The common theme here is that the technologically best solutions (like Kerberos) are difficult to implement and not available to the general public while the generally available solutions (like Windows Live ID and AOL) are either not widely trusted or too constraining.
Enter OpenID, “an open, decentralized, free framework for user-centric digital identity.” It looks like it solves the problems mentioned above, along with lots of others which I am not addressing here because this article is already getting pretty long.
OpenID is “open,” which means that, unlike Windows Live ID, anyone can implement the server or the client on any platform they choose. If Windows Vista is your cup o’ tea: great. If you prefer Mac OS X: no problem. If you want to roll your own out of a Minix box: that will work, too.
OpenID is “decentralized,” which means that there are lots of servers in the world. You can pick the server which best meets your needs. For instance, you might use a Microsoft OpenID server, Don might use the SmugMug OpenID server, and I (being the geek that I am) might actually choose to build and run my own OpenID server.
OpenID is “user-centric” in that the servers let the user decide how much information to provide to the client. I may create two personae on my OpenID server, one for fun sites and one for serious stuff. The fun persona might contain my nickname and my email address but nothing else. My serious persona might be for banking and business use and contain my real name, my social security number, my postal address, my phone number, etc. The key is that I get to decide which persona the server is to use when “talking to” any particular client.
You might be able to use OpenID right now because some large players are already acting as OpenID “providers,” running servers based on their existing constituent base. AOL, for instance, provides OpenID for all screennames. Just enter openid.aol.com/screenname
anywhere an OpenID is requested. Likewise, SmugMug acts as a provider by letting you use your SmugMug homepage URL. Mine, for instance, is wonderart.smugmug.com
. If you have an account on either of these services, you automatically have an OpenID.

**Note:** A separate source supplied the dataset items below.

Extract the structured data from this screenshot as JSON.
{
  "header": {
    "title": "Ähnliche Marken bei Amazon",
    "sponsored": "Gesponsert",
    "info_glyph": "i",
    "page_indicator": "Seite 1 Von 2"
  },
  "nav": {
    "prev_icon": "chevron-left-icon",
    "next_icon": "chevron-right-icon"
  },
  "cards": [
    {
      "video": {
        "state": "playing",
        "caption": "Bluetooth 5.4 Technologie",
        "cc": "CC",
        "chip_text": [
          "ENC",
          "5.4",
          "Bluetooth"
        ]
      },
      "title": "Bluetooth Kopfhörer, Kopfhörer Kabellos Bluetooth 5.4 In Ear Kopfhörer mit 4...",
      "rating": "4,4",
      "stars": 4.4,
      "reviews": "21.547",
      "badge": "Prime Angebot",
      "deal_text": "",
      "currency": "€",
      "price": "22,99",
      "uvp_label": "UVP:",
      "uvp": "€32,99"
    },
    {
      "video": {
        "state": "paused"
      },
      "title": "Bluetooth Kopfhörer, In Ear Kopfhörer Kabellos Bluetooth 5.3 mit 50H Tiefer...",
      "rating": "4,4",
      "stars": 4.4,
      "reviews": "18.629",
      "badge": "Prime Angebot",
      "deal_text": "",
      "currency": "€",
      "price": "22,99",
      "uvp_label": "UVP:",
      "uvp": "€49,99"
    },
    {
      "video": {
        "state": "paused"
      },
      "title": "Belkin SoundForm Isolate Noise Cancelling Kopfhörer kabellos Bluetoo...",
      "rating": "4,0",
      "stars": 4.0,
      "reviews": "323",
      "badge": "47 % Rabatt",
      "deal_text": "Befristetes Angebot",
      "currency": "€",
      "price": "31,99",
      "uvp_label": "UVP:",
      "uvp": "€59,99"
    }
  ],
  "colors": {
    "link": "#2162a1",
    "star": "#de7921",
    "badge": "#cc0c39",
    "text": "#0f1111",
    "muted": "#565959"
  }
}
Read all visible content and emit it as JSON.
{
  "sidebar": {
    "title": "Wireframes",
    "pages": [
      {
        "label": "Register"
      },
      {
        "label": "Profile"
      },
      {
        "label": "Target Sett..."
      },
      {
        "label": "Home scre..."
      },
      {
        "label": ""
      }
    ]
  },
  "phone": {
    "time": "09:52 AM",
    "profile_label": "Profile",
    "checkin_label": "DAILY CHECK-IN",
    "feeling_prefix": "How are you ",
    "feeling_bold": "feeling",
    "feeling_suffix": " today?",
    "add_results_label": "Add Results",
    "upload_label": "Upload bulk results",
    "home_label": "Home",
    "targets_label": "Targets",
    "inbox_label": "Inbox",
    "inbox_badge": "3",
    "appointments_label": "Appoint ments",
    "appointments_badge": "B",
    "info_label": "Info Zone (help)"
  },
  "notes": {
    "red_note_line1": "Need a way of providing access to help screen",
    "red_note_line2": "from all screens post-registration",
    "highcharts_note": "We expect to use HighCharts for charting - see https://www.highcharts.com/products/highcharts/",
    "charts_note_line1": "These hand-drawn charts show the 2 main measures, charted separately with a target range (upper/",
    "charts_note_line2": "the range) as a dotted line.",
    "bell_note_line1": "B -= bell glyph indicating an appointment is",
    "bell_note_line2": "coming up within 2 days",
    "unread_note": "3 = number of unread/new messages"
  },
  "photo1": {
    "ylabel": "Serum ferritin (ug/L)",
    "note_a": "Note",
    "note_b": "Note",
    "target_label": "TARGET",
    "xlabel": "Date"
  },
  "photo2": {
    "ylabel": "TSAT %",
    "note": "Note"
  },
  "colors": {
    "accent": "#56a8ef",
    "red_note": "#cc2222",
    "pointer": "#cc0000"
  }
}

There are even free OpenID servers cropping up on the internet, such as MyOpenID. Anyone can get an ID here and anyone with a web site can freely use this as their authentication mechanism.
OpenID is a Very Good Thing and I hope that we see a lot more of it. Imagine how nice it would be to visit a new web site and not need to create an account to use it. You would simply enter your ID and get on with what you want to do. No fuss, no muss.